Ever since Jamie had named them, he had waited for the day when he would be able to feed them by hand and play with them and call them by name. But Jamie’s father had said it couldn’t be. “Animals in the wild must protect themselves from danger, and humans are a very great danger,” he explained. “If Flag and Stomper became your friends, they might not fear a hunter. We can feed the deer during the winter, but we must not make pets of them. They need to feel fear to survive.”
Jamie understood. He wanted his forest friends to survive. But he felt that somehow, someway, he could show the deer that he alone was their friend.
Later, as he watched from his window in the loft, the deer came out of the forest. First came Mama, slowly sniffing the wind and moving her ears to catch every sound. Then Flag bounced into the clearing and went straight to the corn. Stomper, Jamie knew, would wait out of sight in the brush. Then, when Flag and Mama were eating, he would appear at the far corn pile and stomp his feet—THUMP, THUMP, THUMP—while he ate.
All afternoon a fine snow fell, and by evening three more inches of it were added to the snow already on the ground.
After supper Jamie slipped on his heavy woolen jacket and his warm boots and stepped out into the cold winter night. The bright white light of the February moon cast long shadows as he walked down the wooded trail. He stopped and looked back at the cabin. The yellow orange light from the windows shone brightly on the white birches, on the snow-covered woodpile, and on the more distant snow-covered lake.
CRUNCH!
Jamie turned his head and listened. He pulled his hood back and listened again … THUMP, THUMP.
Jamie held his breath. Can it be? he wondered. It sounds like …
THUMP, THUMP. It was louder now, and Jamie’s heart beat faster as he tried to catch his breath. He knew what it was—who it was. Not moving a muscle, Jamie waited for it to come closer.
THUMP, THUMP.
“Stomper?” Jamie breathed quietly the name of his favorite deer. “Stomper?” He turned ever so slowly and waited, holding his breath. “Stomper?” he whispered again.
Then, as though he had been there all the while, as though he were a part of the frozen ground and snow-covered trees, Stomper appeared not ten feet away.
“Stomper,” Jamie whispered once more, letting his breath out slowly.
Stomper stood erect and tall, his eyes fixed on Jamie. The deer picked up his right leg, bent it, and—THUMP—stomped his foot hard on the frozen ground. Jamie dared not move, though he desperately wanted to touch the deer, just once.
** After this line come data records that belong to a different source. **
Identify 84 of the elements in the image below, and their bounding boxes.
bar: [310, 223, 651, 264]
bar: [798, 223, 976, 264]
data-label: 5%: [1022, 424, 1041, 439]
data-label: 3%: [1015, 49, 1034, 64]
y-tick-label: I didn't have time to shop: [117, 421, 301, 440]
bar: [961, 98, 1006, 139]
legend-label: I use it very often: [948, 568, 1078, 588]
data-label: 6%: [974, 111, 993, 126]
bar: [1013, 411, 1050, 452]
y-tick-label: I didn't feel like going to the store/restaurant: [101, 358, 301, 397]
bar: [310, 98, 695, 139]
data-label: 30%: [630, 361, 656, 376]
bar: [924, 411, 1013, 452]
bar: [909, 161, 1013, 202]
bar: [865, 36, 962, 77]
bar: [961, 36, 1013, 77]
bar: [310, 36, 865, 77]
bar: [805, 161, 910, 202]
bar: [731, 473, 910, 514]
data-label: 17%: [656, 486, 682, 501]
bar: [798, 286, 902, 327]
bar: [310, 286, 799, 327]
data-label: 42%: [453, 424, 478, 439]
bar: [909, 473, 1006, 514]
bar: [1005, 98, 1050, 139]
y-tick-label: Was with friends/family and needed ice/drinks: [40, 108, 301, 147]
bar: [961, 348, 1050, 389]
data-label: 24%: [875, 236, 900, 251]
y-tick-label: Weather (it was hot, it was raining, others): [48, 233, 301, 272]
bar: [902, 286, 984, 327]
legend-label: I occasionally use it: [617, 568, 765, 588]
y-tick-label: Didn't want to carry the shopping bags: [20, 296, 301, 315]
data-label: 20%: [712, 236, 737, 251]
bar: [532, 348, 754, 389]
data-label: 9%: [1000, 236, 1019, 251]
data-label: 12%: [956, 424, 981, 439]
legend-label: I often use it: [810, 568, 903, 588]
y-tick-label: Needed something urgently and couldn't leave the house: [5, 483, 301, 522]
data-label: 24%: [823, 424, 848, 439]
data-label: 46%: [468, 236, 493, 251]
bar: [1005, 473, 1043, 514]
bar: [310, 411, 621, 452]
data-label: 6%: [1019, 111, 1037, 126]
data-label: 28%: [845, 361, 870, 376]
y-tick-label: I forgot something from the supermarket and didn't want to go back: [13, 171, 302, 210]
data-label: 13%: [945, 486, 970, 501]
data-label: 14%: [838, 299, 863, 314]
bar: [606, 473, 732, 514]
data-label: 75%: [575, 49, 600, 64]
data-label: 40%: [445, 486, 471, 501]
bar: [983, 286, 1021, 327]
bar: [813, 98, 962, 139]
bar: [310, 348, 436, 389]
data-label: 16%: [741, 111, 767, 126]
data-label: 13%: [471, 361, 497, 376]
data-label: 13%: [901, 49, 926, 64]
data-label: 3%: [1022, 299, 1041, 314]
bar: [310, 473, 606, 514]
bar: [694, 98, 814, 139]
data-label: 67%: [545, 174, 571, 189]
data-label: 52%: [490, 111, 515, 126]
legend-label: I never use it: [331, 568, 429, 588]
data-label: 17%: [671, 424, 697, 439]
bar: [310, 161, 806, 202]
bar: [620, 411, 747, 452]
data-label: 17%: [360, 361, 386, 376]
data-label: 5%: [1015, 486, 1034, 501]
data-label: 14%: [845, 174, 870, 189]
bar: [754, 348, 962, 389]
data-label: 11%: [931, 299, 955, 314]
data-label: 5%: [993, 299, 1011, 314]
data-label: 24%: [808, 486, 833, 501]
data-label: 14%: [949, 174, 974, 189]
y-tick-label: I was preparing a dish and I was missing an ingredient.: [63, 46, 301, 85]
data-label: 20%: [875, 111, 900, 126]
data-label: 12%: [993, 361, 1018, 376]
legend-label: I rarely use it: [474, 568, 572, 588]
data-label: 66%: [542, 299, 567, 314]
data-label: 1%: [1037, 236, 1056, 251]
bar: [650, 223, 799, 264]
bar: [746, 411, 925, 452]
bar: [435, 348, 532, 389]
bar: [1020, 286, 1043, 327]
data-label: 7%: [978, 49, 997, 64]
Stomper moved one step toward Jamie! And then another! The deer stretched out its neck so close to Jamie that Jamie could hear him breathe. Jamie reached out slowly. Stomper didn’t move.
All of a sudden there was a terrific snort, a whistling snort, and Stomper wheeled about. “Mama!” Jamie gasped as the doe rushed toward Stomper, kicking her front feet and rearing up at the young deer.
“Jamie!” It was his father’s voice. “Come here, Son.” His father was crouched by the side of the trail.
Stomper and his mother bounded through the forest and stopped some distance away.
“Dad! You knew! And Stomper’s mother knew too!”
“Jamie,” his father said, “I guess both of us parents knew what would happen if you two had an encounter,” he said sympathetically. Putting his arm around Jamie’s shoulder, his father walked with him back to the cabin.
High up on the hill, the deer stood and watched the man and his son walking back to the lighted cabin. The doe licked the face of her little buck, and they turned and walked slowly into the winter forest.